Paper review on flexible decison-making
Published:
This is a review of an interesting study from Abhishek Bannerjee & Burkhard Pleger’s lab. Summarising what I learnt from this study.
Summary
Flexible decisions have always intrigued and caught the attention of neuroscientists. This is an interesting paper which talks about the role of OFC & S1 in carrying out a Go/No-Go tactile reversal learning task in humans. The study prior to this was done in mice as a proof of concept.
Main Findings:
Engagement of OFC and primary somatosensory cortex (S1) is explored in this paper. Flexibility in human behavior is linked to activity in OFC which sends top-down signals to the S1. Using fMRI and RSA, here they showed that there is distinct but short-lived activity in OFC during rule learning and rule switch. While in S1, the activity is more sustained and is observed both during naïve learning and after rule reversal. Further more, they show that activity in contralateral S1 reflects sensory input while ipsilateral S1 mirrors the value outcome during re-learning. And this activity in ipsilateral S1 is dependent on the OFC activity.
Experiment Task:
Tactile Go/No-Go reversal learning— In this task, participants have to learn the reward associations with the tactile stimuli. One of the stimuli has a reward probability of 0.7 while the other has 0.3, subsequently this reward association is reversed after some trials and the participant has to re-learn the rule of the game.

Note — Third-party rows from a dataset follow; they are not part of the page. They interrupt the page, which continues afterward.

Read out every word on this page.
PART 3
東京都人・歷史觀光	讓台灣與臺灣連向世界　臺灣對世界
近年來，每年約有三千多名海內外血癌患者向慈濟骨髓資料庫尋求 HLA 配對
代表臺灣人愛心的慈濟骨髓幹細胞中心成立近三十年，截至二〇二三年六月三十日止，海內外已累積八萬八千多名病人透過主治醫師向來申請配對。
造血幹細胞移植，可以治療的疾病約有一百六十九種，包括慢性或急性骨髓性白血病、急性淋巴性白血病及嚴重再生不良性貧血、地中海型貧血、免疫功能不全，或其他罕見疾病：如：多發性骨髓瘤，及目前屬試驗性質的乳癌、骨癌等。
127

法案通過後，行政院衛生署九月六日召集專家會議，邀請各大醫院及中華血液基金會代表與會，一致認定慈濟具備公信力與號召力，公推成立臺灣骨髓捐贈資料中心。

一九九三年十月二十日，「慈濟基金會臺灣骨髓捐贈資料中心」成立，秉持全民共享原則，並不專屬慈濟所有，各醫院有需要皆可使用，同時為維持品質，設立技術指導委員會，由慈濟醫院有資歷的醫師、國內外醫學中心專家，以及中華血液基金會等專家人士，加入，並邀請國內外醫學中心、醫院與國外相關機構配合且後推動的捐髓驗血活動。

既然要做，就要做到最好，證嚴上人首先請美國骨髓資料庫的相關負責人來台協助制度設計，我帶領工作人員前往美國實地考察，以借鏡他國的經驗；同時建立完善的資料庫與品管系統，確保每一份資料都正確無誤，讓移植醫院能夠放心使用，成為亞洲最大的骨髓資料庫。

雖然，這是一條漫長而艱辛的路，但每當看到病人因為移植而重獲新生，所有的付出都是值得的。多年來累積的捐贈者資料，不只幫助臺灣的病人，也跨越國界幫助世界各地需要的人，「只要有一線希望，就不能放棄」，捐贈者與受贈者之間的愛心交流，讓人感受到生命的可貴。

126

The whole trial is divided into 4 subparts: learning naïve, learning expert, reversal naïve, reversal expert. Brain activity corresponding to these specific periods is thus used in the observation and analysis of the experiment.
Conclusion & Inferences:
Human lOFC (lateral orbitofrontal cortex) encodes value outcome during the learning. Signals from lOFC influence the ipsilateral activity of S1. The fact that activity in lOFC is transient and short termed—present only during rule switch, suggests that the activity in neurons of lOFC must be closely linked with attentional mechanisms via some fast scale neuromodulation. Moreover, it must also be receiving inputs from higher order neurons of sensory cortices of the brain, as it has to encode or adjust to the new rule and this information is only available through sensory circuits.
Future influences of this article could be:
- To investigate at circuit level how lOFC encodes outcome value.
- To understand at circuit level, feature difference in new rule learning and its reversal in the OFC and S1.
- To develop a computational understanding of fast scale neuromodulation in OFC.